With chef Simon Liljeqvist (ex Cucina Buca, Merivale, Lutyens, e’cco bistro) commencing in 2022, the food has gained an added dimension.
“I spent the past four years in Canada,” Simon tells us, adding that during lockdown, particularly, he spent time honing the art of preserving and fermenting.
“I returned to Australia, as my family is here, taking the position of Head Chef at Mavis’ Kitchen a week later,” he says.
We see his ferments silently ageing in jars on top of the wine cabinet: Smoked Bunya Miso, Bonita Garum, Koji Bomba, and Prawn Garum.
Our breakfasts are good examples of the complexity of flavours that these ferments bring.
Scrambled eggs with oyster and king brown mushrooms from Urliup, Wollumbin are topped with wattleseed chilli crisps and baguette is finished with garum and porcini and barley soy on the mushrooms, giving a deep rounded vegetal hit of flavour, the chilli emerging after a few seconds.
Baked Woodland Valley eggs in a cast iron pot with tomato, pigeon beans (grown on the property) and spices includes Koji bomba and garlic.

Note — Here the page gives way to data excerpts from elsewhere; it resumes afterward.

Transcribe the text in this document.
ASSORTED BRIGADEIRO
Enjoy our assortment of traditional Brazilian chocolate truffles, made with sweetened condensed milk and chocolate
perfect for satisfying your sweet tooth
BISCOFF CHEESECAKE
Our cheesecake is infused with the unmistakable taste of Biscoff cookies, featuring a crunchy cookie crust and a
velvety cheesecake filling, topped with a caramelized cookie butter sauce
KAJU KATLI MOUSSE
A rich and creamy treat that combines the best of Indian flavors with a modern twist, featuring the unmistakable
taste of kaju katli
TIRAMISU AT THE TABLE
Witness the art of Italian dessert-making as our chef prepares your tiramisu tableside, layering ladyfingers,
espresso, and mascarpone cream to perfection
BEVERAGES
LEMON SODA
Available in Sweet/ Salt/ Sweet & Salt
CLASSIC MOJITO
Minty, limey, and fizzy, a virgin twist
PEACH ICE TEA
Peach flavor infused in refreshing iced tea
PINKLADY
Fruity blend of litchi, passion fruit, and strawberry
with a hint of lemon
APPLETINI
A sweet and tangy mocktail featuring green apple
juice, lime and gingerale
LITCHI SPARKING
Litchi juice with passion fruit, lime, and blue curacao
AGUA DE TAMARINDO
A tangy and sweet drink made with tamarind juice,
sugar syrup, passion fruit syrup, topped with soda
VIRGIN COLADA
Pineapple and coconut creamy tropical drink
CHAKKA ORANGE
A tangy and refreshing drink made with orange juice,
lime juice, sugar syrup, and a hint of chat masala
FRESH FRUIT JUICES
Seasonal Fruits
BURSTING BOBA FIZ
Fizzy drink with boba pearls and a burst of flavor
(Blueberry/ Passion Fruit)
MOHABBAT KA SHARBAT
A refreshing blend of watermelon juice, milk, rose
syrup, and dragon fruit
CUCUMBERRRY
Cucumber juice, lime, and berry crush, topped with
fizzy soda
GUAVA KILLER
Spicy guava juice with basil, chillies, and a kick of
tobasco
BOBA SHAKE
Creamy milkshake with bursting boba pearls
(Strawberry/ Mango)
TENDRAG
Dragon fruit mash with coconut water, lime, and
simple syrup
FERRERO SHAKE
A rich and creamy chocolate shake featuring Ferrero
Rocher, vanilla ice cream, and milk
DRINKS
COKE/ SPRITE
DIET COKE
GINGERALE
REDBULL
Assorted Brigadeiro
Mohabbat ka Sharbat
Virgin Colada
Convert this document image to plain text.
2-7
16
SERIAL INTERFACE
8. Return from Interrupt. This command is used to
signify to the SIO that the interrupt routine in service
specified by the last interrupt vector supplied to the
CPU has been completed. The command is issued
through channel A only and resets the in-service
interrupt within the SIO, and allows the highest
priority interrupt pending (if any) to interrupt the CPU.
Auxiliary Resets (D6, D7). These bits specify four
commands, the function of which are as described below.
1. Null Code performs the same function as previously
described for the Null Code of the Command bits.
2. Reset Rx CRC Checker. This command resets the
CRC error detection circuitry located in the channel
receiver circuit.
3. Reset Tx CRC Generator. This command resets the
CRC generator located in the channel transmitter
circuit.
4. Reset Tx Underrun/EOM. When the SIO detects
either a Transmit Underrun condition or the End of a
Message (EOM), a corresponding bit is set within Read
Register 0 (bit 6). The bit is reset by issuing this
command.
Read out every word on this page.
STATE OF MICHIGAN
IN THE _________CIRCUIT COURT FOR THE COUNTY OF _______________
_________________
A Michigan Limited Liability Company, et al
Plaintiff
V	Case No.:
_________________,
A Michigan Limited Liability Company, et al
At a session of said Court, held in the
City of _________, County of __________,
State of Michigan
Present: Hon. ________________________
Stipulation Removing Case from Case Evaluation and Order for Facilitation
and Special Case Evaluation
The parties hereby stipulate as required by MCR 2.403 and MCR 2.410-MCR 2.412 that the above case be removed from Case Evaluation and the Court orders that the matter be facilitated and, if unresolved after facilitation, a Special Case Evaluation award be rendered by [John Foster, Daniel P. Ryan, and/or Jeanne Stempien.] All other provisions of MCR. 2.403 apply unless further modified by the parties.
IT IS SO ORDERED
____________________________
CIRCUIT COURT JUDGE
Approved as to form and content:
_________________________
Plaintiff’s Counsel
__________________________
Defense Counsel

It’s a very different, more complex take on Boston beans!
It’s these centuries old East meets West techniques of gaining depth of flavour that are so interesting and rarely seen in our restaurants.
With new events, menus and improvements on the horizon, Mavis’ Kitchen is moving into new territory while still continuing the legacy established by its previous owners. Hopefully, a new raft of magical memories are waiting to be created for a new generation.
Mavis’ Kitchen, 64 Mount Warning Rd, Uki, NSW Ph: 02 6679 5664
Open: Wed – Fri 10am – 3.30pm; Sat 8am – 8pm; Sun 8am – 5pm. Also open for special events as advertised.